Use of aromatase inhibitors in large cell calcifying sertoli cell tumors: effects on gynecomastia, growth velocity, and bone age.

J Clin Endocrinol Metab

Section on Endocrinology and Genetics (M.K.C., E.G., M.L., C.A.S.), Program on Developmental Endocrinology and Genetics, Eunice Kennedy Shriver National Institutes of Child Health and Human Development, National Institute of Health, Bethesda, Maryland 20892; Division of Endocrinology (M.K.C.), Boston Children's Hospital, Boston, Massachusetts 02115; and Division of Pediatric Endocrinology (E.G.), Georgetown University, Washington, D.C. 20007.

Published: December 2014

Context: Large cell calcifying Sertoli cell tumors (LCCSCT) present in isolation or, especially in children, in association with Carney Complex (CNC) or Peutz-Jeghers Syndrome (PJS). These tumors overexpress aromatase (CYP19A1), which leads to increased conversion of delta-4-androstenedione to estrone and testosterone to estradiol. Prepubertal boys may present with growth acceleration, advanced bone age, and gynecomastia.

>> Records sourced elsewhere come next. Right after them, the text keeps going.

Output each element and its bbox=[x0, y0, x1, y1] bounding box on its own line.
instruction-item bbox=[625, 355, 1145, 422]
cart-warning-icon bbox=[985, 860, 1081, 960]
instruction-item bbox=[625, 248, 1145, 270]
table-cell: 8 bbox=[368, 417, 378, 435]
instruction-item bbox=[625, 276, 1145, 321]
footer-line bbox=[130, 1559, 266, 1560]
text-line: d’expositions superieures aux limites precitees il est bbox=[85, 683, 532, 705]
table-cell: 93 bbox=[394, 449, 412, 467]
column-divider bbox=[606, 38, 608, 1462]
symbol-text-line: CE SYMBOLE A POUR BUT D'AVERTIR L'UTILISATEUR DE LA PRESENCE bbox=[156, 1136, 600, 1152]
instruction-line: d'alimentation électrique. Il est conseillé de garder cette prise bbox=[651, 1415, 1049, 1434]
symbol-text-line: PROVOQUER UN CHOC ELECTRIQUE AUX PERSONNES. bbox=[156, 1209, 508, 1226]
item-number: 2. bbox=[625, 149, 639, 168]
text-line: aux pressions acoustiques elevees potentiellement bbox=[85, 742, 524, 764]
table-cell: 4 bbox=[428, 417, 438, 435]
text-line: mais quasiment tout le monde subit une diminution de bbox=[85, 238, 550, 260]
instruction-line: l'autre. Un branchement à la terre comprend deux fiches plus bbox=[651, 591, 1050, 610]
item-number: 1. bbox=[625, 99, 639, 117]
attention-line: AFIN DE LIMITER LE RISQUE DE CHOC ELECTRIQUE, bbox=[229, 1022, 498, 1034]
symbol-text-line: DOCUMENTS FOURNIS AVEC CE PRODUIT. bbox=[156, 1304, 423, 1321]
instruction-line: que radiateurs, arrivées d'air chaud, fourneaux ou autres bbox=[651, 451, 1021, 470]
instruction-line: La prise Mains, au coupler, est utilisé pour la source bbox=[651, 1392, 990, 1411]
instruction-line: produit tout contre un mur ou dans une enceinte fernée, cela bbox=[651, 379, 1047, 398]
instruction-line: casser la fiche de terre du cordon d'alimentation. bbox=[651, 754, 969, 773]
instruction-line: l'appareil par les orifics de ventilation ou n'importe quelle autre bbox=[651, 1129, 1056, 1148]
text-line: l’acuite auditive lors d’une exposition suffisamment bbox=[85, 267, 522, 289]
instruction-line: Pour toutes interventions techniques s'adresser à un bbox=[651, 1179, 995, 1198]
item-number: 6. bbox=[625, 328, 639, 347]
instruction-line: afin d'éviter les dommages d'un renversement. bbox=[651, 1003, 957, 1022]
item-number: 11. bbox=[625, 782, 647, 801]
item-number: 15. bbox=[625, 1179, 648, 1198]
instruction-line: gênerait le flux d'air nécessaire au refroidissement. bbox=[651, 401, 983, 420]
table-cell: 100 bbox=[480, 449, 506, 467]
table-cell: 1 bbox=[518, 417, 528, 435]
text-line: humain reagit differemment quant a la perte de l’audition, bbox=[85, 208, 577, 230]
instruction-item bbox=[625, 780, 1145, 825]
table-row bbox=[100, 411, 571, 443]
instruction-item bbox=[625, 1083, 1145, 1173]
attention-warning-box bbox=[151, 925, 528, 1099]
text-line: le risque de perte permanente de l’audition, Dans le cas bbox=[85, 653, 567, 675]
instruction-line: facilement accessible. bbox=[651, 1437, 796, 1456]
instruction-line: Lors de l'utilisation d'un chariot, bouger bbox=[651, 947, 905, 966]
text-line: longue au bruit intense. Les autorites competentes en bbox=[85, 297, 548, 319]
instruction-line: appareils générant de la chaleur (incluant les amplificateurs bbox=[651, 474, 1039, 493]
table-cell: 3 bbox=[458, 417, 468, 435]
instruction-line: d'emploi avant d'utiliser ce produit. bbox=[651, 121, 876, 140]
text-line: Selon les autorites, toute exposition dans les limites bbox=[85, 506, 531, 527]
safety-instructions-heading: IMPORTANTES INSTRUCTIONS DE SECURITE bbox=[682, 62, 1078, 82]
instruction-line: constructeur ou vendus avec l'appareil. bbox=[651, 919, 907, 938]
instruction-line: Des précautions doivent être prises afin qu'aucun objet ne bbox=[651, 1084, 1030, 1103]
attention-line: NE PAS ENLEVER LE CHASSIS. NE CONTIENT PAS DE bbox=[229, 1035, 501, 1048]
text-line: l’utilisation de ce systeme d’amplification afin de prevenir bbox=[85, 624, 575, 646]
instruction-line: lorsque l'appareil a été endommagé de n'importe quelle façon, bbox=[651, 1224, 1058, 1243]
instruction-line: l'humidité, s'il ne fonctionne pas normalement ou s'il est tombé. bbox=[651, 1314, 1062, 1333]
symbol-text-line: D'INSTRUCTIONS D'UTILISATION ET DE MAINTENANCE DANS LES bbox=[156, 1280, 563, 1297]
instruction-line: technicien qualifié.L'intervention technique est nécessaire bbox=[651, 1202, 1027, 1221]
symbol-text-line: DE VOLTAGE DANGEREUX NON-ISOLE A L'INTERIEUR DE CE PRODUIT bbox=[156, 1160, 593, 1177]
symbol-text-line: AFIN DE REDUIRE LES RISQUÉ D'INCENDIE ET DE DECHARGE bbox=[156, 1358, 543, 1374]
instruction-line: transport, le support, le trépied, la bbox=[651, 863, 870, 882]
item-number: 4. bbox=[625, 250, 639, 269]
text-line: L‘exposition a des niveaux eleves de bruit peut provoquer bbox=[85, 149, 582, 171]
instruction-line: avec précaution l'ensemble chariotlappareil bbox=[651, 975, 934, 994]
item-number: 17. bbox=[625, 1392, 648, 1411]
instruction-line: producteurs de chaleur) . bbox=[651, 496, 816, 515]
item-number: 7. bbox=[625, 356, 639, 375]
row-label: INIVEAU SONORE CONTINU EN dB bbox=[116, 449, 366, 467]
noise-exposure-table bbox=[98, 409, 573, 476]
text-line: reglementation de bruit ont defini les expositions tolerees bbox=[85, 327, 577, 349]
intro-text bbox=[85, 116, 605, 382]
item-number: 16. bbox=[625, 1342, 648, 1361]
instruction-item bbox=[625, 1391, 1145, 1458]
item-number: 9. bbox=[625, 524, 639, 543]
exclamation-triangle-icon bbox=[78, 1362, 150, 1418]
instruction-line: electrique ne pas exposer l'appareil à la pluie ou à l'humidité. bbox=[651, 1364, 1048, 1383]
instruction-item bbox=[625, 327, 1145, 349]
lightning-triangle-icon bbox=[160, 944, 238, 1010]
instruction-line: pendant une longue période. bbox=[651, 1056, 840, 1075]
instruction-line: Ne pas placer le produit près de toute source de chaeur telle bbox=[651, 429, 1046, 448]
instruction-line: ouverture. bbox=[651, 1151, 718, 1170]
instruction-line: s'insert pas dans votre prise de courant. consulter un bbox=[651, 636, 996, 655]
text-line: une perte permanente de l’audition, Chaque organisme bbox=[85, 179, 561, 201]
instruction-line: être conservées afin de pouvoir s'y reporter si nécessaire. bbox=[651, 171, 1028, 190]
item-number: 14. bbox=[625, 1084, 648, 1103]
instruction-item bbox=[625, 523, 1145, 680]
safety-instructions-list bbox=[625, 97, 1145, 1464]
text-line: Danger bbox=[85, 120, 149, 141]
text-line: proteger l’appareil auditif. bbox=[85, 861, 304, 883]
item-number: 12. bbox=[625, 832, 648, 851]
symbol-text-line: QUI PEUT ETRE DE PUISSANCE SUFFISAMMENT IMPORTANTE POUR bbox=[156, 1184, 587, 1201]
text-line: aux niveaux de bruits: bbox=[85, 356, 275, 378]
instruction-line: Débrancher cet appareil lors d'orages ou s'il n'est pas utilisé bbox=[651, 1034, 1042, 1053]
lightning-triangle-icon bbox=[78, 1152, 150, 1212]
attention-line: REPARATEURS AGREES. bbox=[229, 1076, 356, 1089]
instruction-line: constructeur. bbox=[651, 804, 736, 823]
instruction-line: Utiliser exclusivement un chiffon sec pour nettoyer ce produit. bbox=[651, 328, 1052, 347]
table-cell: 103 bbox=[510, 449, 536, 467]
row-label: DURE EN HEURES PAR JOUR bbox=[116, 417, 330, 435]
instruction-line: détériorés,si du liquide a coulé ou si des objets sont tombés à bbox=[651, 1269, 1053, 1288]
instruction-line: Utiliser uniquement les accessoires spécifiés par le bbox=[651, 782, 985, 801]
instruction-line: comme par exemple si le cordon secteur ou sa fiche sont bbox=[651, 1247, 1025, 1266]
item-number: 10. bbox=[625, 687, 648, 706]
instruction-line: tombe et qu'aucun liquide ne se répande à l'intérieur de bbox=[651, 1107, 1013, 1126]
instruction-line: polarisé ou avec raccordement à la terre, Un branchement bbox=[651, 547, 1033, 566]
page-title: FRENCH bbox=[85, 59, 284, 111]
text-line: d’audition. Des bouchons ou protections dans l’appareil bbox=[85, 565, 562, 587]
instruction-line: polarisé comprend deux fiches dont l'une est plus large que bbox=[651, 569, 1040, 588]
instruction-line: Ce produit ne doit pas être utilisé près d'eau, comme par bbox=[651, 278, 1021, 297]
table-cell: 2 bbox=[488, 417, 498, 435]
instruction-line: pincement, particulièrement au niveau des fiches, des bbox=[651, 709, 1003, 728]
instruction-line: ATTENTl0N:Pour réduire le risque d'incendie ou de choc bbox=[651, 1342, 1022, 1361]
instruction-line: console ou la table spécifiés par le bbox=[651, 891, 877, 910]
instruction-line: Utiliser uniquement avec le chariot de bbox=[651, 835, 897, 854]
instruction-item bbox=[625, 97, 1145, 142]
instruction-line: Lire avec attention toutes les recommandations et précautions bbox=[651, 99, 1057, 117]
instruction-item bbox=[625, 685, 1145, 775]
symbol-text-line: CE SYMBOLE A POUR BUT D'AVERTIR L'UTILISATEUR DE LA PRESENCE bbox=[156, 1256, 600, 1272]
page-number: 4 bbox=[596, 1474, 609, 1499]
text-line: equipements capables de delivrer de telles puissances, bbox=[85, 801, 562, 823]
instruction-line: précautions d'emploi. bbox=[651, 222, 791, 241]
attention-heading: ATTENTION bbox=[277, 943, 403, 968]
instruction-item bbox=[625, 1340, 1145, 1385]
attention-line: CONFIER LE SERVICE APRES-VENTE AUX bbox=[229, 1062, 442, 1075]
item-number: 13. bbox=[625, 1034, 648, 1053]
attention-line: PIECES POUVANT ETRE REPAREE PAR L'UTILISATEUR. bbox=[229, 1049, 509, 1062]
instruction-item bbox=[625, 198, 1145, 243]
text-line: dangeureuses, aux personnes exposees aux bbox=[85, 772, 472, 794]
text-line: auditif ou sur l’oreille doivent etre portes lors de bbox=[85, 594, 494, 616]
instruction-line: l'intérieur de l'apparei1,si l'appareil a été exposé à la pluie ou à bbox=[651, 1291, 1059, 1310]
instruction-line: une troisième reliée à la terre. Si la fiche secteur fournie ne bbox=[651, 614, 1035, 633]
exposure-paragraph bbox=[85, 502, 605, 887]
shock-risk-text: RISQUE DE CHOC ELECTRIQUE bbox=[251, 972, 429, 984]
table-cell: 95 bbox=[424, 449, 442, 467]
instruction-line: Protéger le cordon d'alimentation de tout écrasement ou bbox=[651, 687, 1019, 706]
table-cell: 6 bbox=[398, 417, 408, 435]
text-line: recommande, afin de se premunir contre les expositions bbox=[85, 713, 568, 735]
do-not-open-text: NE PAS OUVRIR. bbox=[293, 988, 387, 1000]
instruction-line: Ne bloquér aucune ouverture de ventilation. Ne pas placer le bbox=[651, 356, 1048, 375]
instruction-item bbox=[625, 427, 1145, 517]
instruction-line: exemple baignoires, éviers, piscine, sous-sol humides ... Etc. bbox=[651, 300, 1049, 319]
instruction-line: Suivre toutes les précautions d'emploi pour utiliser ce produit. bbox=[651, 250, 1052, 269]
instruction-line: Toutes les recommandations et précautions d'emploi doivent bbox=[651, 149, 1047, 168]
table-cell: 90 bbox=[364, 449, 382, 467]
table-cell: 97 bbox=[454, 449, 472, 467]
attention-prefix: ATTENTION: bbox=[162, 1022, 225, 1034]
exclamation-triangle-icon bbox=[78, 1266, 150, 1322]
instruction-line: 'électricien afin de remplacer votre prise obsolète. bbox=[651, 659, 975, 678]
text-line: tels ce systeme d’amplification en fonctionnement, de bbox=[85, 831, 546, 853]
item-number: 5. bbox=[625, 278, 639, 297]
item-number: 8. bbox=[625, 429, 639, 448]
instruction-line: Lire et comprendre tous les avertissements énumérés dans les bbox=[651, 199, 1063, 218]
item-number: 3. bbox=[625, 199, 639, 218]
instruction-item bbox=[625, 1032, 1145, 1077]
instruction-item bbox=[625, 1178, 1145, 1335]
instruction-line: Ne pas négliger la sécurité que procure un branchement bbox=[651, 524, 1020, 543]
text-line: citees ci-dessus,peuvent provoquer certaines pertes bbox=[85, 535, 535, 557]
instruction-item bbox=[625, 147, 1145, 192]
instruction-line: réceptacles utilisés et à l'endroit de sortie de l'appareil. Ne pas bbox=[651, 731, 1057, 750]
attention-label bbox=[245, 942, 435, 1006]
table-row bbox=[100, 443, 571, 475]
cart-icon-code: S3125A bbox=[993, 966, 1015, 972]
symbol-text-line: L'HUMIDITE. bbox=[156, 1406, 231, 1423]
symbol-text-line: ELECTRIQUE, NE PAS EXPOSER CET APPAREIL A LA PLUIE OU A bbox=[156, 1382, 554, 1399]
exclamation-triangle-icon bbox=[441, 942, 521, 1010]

Objective: To investigate the outcomes of aromatase inhibitor therapy (AIT) in prepubertal boys with LCCSCTs.

Design: Case series of a very rare tumor and chart review of cases treated at other institutions.

Setting: Tertiary care and referral center.

Patients: Six boys, five with PJS and one with CNC, were referred to the National Institutes of Health for treatment of LCCSCT. All patients had gynecomastia, testicular enlargement, and advanced bone ages, and were being treated by their referring physicians with AIT.

Interventions: Patients were treated for a total of 6-60 months on AIT.

Main Outcome Measures: Height, breast tissue mass, and testicular size were all followed; physical examination, scrotal ultrasounds, and bone ages were obtained, and hormonal concentrations and tumor markers were measured.

Results: Tumor markers were negative. All patients had decreases in breast tissue while on therapy. Height percentiles declined, and predicted adult height moved closer to midparental height as bone age advancement slowed. Testicular enlargement stabilized until entry into central puberty. Only one patient required unilateral orchiectomy.

Conclusions: Patients with LCCSCT benefit from AIT with reduction and/or elimination of gynecomastia and slowing of linear growth and bone age advancement. Further study of long-term outcomes and safety monitoring are needed but these preliminary data suggest that mammoplasty and/or orchiectomy may be foregone in light of the availability of medical therapy.